Rekord

Sieben Männerzeiten unter 2:05

Sieben Marathonzeiten von unter 2:05 Stunden wurden 2011 gestoppt. Dazu kommen zehn Ergebnisse von unter 2:06. 15 von diesen 17 Zeiten sind Kenianer gelaufen.

In Berlin brach Patrick Makau den Weltrekord.

In Berlin brach Patrick Makau den Weltrekord.

Bild: photorun.net

Gleich sieben Mal wurden 2011 Marathonzeiten von unter 2:05 Stunden gestoppt – einer Zeit, die erst vor acht Jahren erstmals unterboten worden war und die lange als Traumzeit galt. Zehn weitere Ergebnisse von unter 2:06 wurden gelaufen. Von diesen insgesamt 17 Zeiten gehen 15 auf das Konto der Kenianer. Doch auch die Breite in der Spitze ist so groß wie nie zuvor: 47 Mal gab es Zeiten zwischen 2:06 und 2:08 Stunden (30 davon von Kenianern). 114 weitere Ergebnisse (davon 59 Kenianer) liegen im Bereich zwischen 2:08 und 2:10. Die früher international sehr relevante Marke von 2:10 wurde 2011 somit bisher 178 Mal unterboten.
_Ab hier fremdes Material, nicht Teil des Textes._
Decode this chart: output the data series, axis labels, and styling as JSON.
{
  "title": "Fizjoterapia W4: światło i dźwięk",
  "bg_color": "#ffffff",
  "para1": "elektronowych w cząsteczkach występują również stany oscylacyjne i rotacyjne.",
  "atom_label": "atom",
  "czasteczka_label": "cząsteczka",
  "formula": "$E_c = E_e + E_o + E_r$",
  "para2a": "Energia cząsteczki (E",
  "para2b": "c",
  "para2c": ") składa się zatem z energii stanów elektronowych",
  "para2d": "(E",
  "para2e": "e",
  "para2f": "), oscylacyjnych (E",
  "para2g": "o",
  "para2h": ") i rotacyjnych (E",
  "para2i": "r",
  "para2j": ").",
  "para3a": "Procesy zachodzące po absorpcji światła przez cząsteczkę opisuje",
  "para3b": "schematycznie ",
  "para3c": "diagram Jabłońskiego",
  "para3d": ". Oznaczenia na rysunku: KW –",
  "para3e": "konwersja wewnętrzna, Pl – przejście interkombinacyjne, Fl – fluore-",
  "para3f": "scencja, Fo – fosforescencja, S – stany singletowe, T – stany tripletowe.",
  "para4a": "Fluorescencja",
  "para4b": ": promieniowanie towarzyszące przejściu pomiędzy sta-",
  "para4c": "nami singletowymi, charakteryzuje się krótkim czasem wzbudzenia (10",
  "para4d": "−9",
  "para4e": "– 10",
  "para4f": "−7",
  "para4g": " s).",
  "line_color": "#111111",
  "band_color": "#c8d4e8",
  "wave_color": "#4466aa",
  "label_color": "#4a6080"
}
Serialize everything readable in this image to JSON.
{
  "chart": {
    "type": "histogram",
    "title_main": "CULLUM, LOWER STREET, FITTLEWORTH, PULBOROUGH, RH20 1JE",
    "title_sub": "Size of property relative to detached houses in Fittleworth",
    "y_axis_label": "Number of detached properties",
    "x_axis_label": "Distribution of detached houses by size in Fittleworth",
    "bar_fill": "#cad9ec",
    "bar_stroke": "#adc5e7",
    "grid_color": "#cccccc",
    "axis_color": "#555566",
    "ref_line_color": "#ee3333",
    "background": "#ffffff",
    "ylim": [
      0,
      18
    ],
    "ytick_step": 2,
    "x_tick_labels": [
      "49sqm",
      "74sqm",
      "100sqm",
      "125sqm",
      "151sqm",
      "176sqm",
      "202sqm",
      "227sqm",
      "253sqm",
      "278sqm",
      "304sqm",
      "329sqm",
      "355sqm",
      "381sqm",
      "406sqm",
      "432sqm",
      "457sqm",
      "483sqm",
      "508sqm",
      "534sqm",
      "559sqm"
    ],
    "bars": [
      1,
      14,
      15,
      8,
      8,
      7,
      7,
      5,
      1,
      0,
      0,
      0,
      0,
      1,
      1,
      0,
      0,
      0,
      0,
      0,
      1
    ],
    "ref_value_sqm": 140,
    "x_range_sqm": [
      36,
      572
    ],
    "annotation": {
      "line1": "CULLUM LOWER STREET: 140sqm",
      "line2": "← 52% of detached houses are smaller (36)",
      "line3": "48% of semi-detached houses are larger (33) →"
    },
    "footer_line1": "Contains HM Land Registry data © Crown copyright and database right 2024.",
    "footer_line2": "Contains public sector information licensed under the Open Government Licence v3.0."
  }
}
Erweitert man den Zeitbereich noch bis 2:12:00 Stunden – der deutschen Norm für die Olympischen Spiele, die bislang noch kein deutscher Läufer erreicht hat – so finden sich rund 350 Zeiten.

Bemerkenswert ist auch, dass hochkarätige City-Marathonläufe wie der Boston-Marathon, der London-Marathon, der BMW Berlin-Marathon, der Chicago-Marathon und der New-York-Marathon – also alle fünf World Marathon Majors (WMM) – sowie der Frankfurt-Marathon zuletzt jeweils Streckenrekorde verzeichneten. Am Main blieben zudem gleich 14 Läufer unter 2:10 Stunden. Eine solche Dichte in der Spitze hatte es bei einem Marathon nie zuvor gegeben.

Nachdem Haile Gebrselassies Weltrekord aus 2008 (2:03:59 in Berlin) gefallen ist und insgesamt gleich vier Kenianer unter der Marke des Äthiopiers blieben, ist damit zu rechnen, dass es schon bald weitere Verbesserungen geben kann. Die derzeit besten Kenianer – Patrick Makau, der in Berlin den Weltrekord auf 2:03:38 Stunden verbesserte, Frankfurt-Sieger Wilson Kipsang, Boston-Gewinner Geoffrey Mutai oder Chicago-Sieger Moses Mosop – haben das Vermögen für noch schnellere Zeiten. Vielleicht fällt der Rekord sogar im Olympiajahr. Denn längst nicht alle der besten Marathonläufer der Welt werden im nächsten Sommer in London starten. Nur drei Startplätze stehen jeder Nation zur Verfügung – für die Kenianer ist das ein großes Problem. Sie werden Läufer zu Hause lassen müssen, die die Goldmedaille gewinnen könnten. Die Nicht-Nominierten werden darauf aus sein, im Herbst ihre Stärke zu beweisen.